An expert on educational policy implementation, Spillane is internationally known for his work on distributed leadership, a framework for studying school leadership and management involving formal and informal leaders and followers. Distributed leadership also looks at how situations affect a teacher’s interactions.

Schools often fail because of inadequate leadership and poor systems of management of instruction says Spillane, the Spencer T. and Ann W. Olin Professor in Learning and Organizational Change at the School of Education and Social Policy.

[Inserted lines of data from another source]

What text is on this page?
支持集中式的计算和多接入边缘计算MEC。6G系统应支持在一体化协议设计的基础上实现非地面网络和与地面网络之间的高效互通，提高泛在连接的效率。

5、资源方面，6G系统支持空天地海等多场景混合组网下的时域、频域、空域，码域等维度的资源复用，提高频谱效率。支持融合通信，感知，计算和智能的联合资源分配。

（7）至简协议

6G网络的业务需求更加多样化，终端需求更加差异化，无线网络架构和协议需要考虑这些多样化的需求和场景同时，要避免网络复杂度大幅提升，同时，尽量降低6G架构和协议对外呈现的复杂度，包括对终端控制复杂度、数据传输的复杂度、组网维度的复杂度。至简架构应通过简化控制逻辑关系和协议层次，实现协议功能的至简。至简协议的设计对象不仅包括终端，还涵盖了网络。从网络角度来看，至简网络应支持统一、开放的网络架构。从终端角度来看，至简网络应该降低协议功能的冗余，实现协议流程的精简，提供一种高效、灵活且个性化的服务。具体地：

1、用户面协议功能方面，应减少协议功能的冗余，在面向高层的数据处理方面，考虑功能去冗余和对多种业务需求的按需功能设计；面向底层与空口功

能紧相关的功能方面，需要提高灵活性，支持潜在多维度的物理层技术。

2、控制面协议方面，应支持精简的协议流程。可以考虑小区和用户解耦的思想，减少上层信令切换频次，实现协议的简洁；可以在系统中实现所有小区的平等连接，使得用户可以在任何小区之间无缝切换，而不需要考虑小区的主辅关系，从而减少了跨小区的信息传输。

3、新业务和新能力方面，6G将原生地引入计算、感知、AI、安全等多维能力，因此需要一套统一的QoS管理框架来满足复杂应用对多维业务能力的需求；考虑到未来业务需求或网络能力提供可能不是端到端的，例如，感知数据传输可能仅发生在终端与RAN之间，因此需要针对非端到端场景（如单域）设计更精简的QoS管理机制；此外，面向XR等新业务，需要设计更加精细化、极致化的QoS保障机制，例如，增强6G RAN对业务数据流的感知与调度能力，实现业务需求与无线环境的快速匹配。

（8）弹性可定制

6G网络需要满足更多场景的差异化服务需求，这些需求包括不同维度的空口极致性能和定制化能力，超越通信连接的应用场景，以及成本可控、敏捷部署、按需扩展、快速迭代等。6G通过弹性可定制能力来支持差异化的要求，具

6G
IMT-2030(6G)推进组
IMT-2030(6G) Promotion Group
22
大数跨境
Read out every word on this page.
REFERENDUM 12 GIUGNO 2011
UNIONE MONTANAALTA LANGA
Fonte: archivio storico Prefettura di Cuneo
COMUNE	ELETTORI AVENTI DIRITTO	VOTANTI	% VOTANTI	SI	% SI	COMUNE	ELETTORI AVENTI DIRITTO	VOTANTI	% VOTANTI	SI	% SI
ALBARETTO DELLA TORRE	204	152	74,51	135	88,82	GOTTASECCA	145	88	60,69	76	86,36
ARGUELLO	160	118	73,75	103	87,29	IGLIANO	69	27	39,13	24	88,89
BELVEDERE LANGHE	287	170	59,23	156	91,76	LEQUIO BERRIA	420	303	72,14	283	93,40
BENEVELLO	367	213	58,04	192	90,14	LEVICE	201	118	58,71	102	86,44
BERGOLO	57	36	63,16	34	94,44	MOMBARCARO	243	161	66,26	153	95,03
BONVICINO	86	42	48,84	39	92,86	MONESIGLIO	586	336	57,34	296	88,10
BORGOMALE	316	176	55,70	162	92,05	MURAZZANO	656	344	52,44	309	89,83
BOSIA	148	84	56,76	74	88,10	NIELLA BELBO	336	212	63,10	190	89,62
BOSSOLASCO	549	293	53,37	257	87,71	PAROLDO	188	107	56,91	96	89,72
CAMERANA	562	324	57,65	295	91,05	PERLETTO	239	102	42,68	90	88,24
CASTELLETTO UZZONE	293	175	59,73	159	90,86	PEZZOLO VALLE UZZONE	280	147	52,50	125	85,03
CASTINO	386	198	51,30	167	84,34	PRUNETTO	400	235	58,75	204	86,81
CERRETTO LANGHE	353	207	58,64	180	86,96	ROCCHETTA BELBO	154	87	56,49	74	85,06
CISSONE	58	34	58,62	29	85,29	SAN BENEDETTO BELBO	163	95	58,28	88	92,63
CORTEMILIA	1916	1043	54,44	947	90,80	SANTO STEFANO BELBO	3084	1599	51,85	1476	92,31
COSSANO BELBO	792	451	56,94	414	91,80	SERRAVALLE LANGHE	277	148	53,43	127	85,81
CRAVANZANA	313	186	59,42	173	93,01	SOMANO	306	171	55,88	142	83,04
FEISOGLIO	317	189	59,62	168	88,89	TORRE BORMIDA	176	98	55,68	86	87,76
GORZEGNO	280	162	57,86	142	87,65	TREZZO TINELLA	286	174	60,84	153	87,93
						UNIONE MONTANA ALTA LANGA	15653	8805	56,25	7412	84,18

In Bangkok, Spillane built on this theme during his keynote address, which outlined how schools could be improved by rethinking and reframing educational leadership. Audience members learned how to use a distributed perspective to focus on how school leaders, teachers, and students actually function within organizations in their everyday work rather than simply looking at how organizations are formally structured.

The workshop, “The Social Side of Improvement: Designing Educational Infrastructures that Work”: examined how creating better relationships and networks between staff can improve schools and school systems.

Spillane’s recent research, for example, suggests that teachers may benefit from the chance encounters that stem from working near one another inside the school building. One study, published in the journal Sociology of Education, found that proximity matters; teachers who worked more closely together had more unplanned conversations, allowing them to share ideas or discuss problems soon after they occur.

“These interactions are important to building social capital in schools and this, in turn, helps develop new knowledge about teaching and learning that is essential for improving instruction,” says Spillane, a professor of human development and social policy and professor of learning sciences.

Workshop participants examined how the physical school building can influence how networks develop in schools, the role of design thinking in creating a new space and problems with implementing effective educational infrastructures.

Spillane, who attended the Asia Leadership Roundtable in Guilin, China on the same trip, has authored several books including Distributed Leadership in Practice, Diagnosis and Design for School Improvement and Distributed Leadership. He is a member of the National Academy of Education.